Yesterday I kept it pretty quiet - slept in, skipped working out because I was tired (this was HUGE for me), went grocery shopping, did some work, watched a lot of TV, and took a nap. It was kind of incredibly how relaxed I was about having such a relaxing day; normally that kind of thing would have stressed me out ("I'm not burning enough calories!" "I'm wasting time!" "I'm not accomplishing anything!") but I actually had an amazing, quiet, simple day. 

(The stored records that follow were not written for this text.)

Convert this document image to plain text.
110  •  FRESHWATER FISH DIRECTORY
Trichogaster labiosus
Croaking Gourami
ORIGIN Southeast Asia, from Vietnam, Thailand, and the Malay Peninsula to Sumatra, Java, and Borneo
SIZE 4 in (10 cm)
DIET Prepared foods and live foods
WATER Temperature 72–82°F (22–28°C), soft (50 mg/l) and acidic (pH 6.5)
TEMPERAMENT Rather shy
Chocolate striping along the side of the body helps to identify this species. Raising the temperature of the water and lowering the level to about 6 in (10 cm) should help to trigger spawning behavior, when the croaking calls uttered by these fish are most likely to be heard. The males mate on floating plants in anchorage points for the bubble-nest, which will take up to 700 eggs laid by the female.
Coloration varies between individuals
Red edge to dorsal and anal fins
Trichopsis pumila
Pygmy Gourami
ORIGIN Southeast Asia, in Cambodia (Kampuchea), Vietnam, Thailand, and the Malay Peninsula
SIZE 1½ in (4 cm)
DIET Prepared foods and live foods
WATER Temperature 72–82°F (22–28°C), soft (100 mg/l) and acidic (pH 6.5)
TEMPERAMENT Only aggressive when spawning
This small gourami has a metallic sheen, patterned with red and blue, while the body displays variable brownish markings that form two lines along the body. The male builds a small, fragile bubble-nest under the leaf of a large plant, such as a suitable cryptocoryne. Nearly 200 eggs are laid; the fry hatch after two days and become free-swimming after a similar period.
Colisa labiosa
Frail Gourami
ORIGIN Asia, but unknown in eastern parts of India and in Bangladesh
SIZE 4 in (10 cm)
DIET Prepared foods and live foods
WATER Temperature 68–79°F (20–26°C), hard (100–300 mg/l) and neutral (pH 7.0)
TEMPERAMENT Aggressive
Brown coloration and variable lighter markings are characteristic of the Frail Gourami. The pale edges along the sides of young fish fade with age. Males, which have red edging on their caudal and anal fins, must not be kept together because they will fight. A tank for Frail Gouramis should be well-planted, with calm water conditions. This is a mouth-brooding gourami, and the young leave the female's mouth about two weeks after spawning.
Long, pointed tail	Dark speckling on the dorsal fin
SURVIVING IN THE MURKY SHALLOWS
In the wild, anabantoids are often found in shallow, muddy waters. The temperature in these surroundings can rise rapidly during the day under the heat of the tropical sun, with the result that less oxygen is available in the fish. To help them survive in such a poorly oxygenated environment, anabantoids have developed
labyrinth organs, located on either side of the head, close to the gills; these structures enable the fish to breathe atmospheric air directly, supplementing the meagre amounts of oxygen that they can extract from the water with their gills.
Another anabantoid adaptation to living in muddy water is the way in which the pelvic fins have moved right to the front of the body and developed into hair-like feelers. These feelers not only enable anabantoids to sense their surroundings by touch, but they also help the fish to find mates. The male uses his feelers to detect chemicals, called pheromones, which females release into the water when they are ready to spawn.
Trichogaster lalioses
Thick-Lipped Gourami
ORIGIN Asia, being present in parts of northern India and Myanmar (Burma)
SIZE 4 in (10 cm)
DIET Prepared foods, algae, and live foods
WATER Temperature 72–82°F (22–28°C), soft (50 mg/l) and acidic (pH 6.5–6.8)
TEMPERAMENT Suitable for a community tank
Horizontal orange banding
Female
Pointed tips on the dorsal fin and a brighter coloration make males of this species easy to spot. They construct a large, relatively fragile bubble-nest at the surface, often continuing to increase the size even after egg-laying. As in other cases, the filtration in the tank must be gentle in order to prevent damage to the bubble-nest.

This was me, minus the hammock and beach

Today ended up being kind of stressful for unexpected reasons, but it was entirely my own fault and can't blame anyone else. My friend and I were going to meet up and walk/hang in the park near campus, but I somehow managed to lose my keys there. Yes, ALL my keys: car key, apartment building AND individual unit keys, and even my mailbox key. How did this happen, you ask? Well, the answer is that I have no fuckin' clue...I must have dropped them in the grass somewhere without noticing, although we scoured that park for about 2.5 hours looking (and I got a tad sunburnt in the process) but no such luck. So, I called my leasing company and had to have someone let me in = $25, and then tomorrow I'll have to go into the office get a new set of keys = $50. JOY. But like I said, it was me being a careless idiot and can blame no one but myself. I suppose on the bright side, I had my friend with me for moral support/entertainment so the entire ordeal was much less painful than it might have been.

So....that was my weekend. Mostly good with a random bout of panic thrown in. Hope everyone had a lovely holiday, and hope everyone outside the US had a lovely weekend!